The Nipah virus has been classified by the Centers for Disease Control and Prevention as a Category C agent.[24] Nipah virus is one of several viruses identified by WHO as a potential cause of future epidemics in a new plan developed after the Ebola epidemic for urgent research and development toward new diagnostic tests, vaccines and medicines.[25] [26]

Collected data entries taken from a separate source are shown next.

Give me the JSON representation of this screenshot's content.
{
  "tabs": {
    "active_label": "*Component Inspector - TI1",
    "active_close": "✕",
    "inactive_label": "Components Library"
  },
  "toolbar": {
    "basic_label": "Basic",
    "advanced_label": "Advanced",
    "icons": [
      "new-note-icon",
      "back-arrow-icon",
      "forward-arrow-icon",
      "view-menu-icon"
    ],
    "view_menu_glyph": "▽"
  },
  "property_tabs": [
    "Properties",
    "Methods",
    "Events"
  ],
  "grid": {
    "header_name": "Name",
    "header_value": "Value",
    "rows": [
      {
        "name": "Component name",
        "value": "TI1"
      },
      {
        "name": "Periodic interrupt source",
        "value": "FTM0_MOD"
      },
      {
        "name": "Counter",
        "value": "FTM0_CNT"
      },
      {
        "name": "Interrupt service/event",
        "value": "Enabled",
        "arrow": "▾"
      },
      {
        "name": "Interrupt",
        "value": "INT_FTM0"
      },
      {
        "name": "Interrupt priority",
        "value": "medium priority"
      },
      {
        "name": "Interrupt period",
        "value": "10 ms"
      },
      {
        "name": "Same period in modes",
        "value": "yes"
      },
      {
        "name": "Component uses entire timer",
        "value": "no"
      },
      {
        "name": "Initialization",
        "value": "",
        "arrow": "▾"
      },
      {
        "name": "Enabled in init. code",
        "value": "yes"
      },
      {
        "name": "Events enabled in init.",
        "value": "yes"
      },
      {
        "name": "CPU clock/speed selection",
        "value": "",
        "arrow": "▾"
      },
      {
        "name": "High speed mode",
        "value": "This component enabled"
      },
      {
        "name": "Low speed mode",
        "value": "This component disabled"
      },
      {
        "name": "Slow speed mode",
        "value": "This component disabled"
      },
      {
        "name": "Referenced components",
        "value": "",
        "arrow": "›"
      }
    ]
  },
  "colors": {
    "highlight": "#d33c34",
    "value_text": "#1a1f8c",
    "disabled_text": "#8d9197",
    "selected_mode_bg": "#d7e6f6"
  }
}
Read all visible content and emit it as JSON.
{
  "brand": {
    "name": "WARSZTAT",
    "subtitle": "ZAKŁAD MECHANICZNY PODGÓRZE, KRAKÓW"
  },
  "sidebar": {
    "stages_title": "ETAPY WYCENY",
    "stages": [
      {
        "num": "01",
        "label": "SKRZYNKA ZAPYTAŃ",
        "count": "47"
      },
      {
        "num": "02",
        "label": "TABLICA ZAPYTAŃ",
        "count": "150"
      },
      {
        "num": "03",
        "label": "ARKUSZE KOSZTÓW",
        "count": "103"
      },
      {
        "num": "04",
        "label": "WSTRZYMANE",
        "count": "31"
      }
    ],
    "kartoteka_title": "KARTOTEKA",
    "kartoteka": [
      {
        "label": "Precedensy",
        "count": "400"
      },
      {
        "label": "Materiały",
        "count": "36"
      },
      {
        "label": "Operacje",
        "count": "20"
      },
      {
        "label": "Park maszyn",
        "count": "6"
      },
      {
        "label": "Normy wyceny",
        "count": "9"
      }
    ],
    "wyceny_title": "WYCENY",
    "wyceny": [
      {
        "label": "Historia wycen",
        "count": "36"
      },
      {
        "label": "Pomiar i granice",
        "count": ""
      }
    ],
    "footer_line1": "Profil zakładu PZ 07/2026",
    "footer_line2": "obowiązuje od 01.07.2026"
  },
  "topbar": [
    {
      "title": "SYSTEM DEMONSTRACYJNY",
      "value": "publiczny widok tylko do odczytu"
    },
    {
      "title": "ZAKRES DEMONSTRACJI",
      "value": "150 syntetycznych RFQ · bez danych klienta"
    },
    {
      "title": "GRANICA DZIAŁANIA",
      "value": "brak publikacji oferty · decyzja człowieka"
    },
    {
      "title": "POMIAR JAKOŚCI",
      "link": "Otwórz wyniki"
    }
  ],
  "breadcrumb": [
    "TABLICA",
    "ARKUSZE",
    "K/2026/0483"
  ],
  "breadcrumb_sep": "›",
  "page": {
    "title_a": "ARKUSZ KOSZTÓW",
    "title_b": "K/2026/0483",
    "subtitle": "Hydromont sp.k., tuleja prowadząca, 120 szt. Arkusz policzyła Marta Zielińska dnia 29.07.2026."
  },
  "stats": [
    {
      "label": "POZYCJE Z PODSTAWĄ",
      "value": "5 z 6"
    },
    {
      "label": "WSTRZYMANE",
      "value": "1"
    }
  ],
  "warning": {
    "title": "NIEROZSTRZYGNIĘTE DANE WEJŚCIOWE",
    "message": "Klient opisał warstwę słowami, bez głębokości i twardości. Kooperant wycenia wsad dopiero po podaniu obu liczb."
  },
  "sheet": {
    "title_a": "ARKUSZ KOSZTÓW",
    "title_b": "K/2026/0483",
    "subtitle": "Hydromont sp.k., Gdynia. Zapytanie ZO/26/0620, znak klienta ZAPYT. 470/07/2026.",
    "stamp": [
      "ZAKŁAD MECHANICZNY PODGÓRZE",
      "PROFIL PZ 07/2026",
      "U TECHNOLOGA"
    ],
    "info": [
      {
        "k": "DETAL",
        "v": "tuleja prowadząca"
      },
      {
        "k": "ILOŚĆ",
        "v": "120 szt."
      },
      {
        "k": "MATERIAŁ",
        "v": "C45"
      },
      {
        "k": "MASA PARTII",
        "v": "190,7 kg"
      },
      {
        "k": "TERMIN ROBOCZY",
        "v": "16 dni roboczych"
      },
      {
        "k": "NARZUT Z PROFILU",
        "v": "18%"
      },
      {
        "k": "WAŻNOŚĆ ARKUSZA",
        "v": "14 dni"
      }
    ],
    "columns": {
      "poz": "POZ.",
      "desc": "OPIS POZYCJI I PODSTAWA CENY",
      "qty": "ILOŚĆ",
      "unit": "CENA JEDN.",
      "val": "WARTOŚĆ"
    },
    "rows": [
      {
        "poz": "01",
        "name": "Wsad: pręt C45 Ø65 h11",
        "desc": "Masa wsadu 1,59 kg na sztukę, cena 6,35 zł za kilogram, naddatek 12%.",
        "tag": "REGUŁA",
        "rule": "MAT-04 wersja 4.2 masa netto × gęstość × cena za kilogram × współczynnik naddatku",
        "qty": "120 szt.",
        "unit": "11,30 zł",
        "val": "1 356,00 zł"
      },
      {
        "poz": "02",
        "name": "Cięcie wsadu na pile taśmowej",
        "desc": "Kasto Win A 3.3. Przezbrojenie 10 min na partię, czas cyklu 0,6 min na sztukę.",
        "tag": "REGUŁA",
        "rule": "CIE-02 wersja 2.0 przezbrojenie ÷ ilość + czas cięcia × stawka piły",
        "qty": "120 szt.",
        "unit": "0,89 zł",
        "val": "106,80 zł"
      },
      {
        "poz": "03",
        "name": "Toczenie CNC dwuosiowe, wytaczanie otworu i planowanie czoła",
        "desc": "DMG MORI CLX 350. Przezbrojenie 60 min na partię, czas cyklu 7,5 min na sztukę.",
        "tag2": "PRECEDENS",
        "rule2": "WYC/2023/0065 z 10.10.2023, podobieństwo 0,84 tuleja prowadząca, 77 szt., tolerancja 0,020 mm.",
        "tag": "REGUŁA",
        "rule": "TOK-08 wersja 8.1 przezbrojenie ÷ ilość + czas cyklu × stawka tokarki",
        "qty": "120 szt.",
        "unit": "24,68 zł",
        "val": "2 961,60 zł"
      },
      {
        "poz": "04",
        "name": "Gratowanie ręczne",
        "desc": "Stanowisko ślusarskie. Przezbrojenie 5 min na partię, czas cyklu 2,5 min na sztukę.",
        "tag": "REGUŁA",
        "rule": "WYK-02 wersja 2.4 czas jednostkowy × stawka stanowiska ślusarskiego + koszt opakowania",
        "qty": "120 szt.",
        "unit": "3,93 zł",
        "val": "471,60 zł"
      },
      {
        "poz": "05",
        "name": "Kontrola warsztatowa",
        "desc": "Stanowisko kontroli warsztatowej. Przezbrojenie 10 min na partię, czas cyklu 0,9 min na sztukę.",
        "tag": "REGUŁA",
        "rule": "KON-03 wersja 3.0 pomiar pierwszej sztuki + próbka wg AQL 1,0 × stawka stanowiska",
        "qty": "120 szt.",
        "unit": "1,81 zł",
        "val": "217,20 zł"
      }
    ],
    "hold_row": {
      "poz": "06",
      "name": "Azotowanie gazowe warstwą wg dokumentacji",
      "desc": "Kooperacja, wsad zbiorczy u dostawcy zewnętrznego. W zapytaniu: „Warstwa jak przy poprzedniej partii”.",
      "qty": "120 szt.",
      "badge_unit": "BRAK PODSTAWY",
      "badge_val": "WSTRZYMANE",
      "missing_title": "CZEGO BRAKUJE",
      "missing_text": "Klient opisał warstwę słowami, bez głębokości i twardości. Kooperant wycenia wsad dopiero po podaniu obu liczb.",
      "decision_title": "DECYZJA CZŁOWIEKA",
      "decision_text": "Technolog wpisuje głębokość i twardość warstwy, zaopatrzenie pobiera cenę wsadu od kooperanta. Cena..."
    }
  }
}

Presently, there are no dedicated drugs or vaccines available for the treatment or prevention of Nipah virus infection. The World Health Organization (WHO) has designated Nipah virus as a priority disease within the WHO Research and Development Blueprint. In cases of severe respiratory and neurological complications resulting from Nipah virus infection, healthcare professionals advise intensive supportive care as the primary treatment approach.
In January 2024 a candidate vaccine, ChAdOx1 NipahB, commenced Phase I clinical trials after completing laboratory and animal testing.[27] [28]
Nipah virus infection outbreaks have been reported in Malaysia, Singapore, Bangladesh and India. The highest mortality due to Nipah virus infection has occurred in Bangladesh, where outbreaks are typically seen in winter.[29] Nipah virus first appeared in 1998, in peninsular Malaysia in pigs and pig farmers. By mid-1999, more than 265 human cases of encephalitis, including 105 deaths, had been reported in Malaysia, and 11 cases of either encephalitis or respiratory illness with one fatality were reported in Singapore.[30] In 2001, Nipah virus was reported from Meherpur District, Bangladesh[31] [32] and Siliguri, India. The outbreak again appeared in 2003, 2004 and 2005 in Naogaon District, Manikganj District, Rajbari District, Faridpur District and Tangail District. In Bangladesh there were also outbreaks in subsequent years.[33] In September 2021, Nipah virus resurfaced in Kerala, India claiming the life of a 12-year-old boy.[34] An outbreak of Nipah virus occurred during January and February 2023 in Bangladesh with a total of 11 cases (ten confirmed, one probable) resulting in 8 deaths, a case fatality rate of 73%.[35] This outbreak resulted in the highest number of cases reported since 2015 in Bangladesh, and ten of the 11 cases during the 2023 outbreak had a confirmed history of consuming date palm sap.In July 2024, an outbreak was confirmed in Kerala state in India. A 14-year-old boy died and an additional 60 people were identified as being in the high-risk category of having the disease.[36]
In the 2011 movie Contagion the Nipah virus protein model was used in a scene describing the recombination found in a fictional paramyxovirus.[37]